Le texte adopté en plénière avait été déposé en tant que résolution commune par les groupes PPE, S&D, ECR, ALDE, GUE/NGL, Verts/ALE et EFDD.

Le Parlement a condamné l'arrestation et la détention arbitraire de M. Medani et d'autres militants pacifiques en tant que violation illicite de leurs activités politiques et en matière de droits de l'homme pacifiques et légitimes, et a demandé leur libération immédiate et inconditionnelle. Il a demandé au gouvernement soudanais de réexaminer sa loi sur la sécurité nationale qui permet de garder en détention des personnes soupçonnées jusqu'à quatre mois et demi sans aucune forme de contrôle juridictionnel. Il a également dénoncé le projet de loi du gouvernement sur les ONG, qui limite la capacité des ONG à apporter un secours humanitaire et détériore les conditions déjà difficiles auxquelles les ONG doivent faire face dans le pays.

Tout en soulignant l'importance du processus de dialogue national, le Parlement s’est dit préoccupé par les conflits qui se déroulent au Soudan, notamment au Darfour et dans les États du Kordofan méridional et du Nil bleu, par les violations du droit humanitaire et des droits de l'homme qui les accompagnent, ainsi que par la grave situation d'urgence humanitaire, éléments qui constituent un risque pour la stabilité de la région.

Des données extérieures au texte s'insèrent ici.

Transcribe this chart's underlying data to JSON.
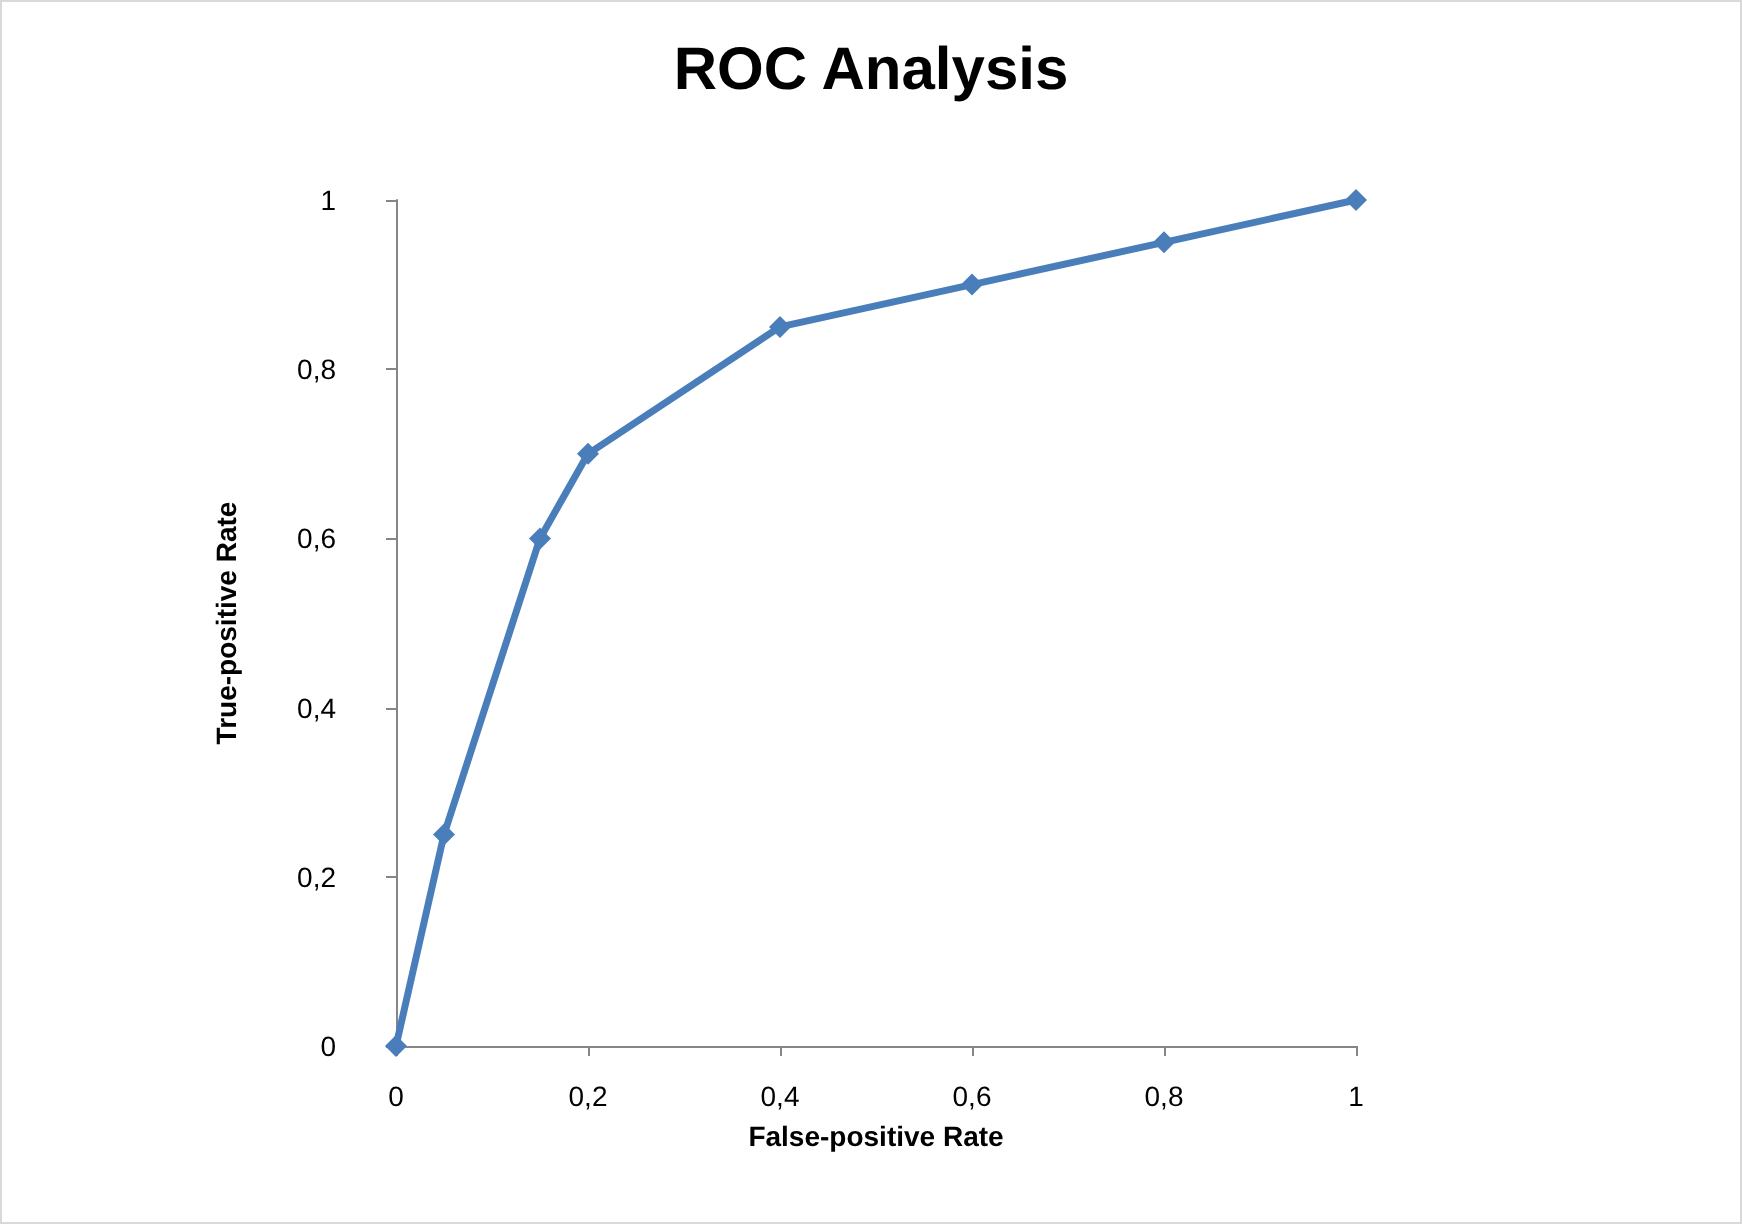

Le Parlement a souligné que le dialogue national ne sera une réussite que s'il a lieu dans une atmosphère de garantie des libertés d'expression, des médias, d'association et de réunion. Il a demandé la libération de tous les prisonniers politiques et la fin immédiate des pratiques de détention arbitraire. Il a appelé le gouvernement du Soudan, l'opposition et les mouvements armés à saisir l'opportunité du dialogue national afin de faire preuve du sens des responsabilités nécessaire pour mettre le Soudan sur la voie de la paix, de la prospérité et de la justice.

La Commission et le SEAE ont été invités à :

  • poursuivre leur soutien au dialogue entre le Soudan et le Soudan du Sud ainsi que les pays limitrophes, à mettre en œuvre l'accord global de paix de 2005 dans son intégralité, ainsi que les accords d'Addis-Abeba de 2012, et à traiter tout problème en suspens;
  • soutenir le dialogue national, le groupe de haut niveau de l'Union africaine sur le Soudan (AUHIP) et le représentant spécial conjoint des Nations unies et de l'Union africaine au Darfour.

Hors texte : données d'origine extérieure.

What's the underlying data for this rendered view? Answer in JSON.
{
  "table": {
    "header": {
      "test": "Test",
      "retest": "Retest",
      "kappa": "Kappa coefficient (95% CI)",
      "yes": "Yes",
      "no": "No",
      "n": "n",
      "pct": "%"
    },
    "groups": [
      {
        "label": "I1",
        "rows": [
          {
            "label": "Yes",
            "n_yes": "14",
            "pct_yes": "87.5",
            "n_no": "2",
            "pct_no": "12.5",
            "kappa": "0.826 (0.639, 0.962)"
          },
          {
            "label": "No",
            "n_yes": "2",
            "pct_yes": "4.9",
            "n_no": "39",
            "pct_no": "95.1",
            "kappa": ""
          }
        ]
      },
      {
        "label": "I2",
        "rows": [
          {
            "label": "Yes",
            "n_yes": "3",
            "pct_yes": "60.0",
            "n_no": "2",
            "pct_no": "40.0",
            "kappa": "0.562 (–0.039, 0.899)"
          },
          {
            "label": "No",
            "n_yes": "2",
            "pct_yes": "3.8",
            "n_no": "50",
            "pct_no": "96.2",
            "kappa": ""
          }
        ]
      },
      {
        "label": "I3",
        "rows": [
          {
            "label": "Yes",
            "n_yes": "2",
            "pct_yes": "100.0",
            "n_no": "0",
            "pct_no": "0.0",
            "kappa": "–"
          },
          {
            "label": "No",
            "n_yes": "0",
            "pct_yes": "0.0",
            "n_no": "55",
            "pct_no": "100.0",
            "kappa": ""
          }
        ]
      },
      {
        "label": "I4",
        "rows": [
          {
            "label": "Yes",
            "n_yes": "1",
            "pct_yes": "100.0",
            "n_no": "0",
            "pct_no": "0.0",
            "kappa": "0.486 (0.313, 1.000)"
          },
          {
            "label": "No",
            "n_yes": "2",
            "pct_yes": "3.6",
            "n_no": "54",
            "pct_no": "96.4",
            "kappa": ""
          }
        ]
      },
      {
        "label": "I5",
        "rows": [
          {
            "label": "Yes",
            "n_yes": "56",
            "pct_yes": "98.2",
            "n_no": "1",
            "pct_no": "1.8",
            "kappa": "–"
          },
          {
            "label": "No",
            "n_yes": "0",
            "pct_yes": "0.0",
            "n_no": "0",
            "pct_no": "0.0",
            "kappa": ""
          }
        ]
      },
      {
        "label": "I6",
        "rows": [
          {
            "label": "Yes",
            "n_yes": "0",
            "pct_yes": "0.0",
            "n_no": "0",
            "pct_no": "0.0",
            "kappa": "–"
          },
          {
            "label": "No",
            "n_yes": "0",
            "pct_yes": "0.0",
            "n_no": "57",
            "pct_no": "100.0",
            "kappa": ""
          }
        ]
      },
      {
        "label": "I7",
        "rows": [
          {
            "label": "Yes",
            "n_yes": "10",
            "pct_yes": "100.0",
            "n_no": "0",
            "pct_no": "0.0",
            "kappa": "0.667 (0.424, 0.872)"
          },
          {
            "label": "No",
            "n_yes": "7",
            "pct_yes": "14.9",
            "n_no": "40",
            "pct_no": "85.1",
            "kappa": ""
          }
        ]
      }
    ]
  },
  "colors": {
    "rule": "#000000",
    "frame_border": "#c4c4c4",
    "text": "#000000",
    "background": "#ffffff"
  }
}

S’agissant de l'aggravation de la situation humanitaire dans de nombreuses régions du Soudan, le Parlement a réitéré l'appel lancé au gouvernement du Soudan, ainsi qu'aux mouvements armés, afin qu'ils garantissent un accès sûr, rapide et sans entraves aux organisations humanitaires dans toutes les zones, en particulier dans les zones touchées par un conflit.

Enfin, les députés ont exprimé leur préoccupation au sujet des violations continues et fréquentes des droits des femmes au Soudan, exhortant les autorités soudanaises à signer et ratifier la Convention sur l'élimination de toutes les formes de discrimination à l'égard des femmes.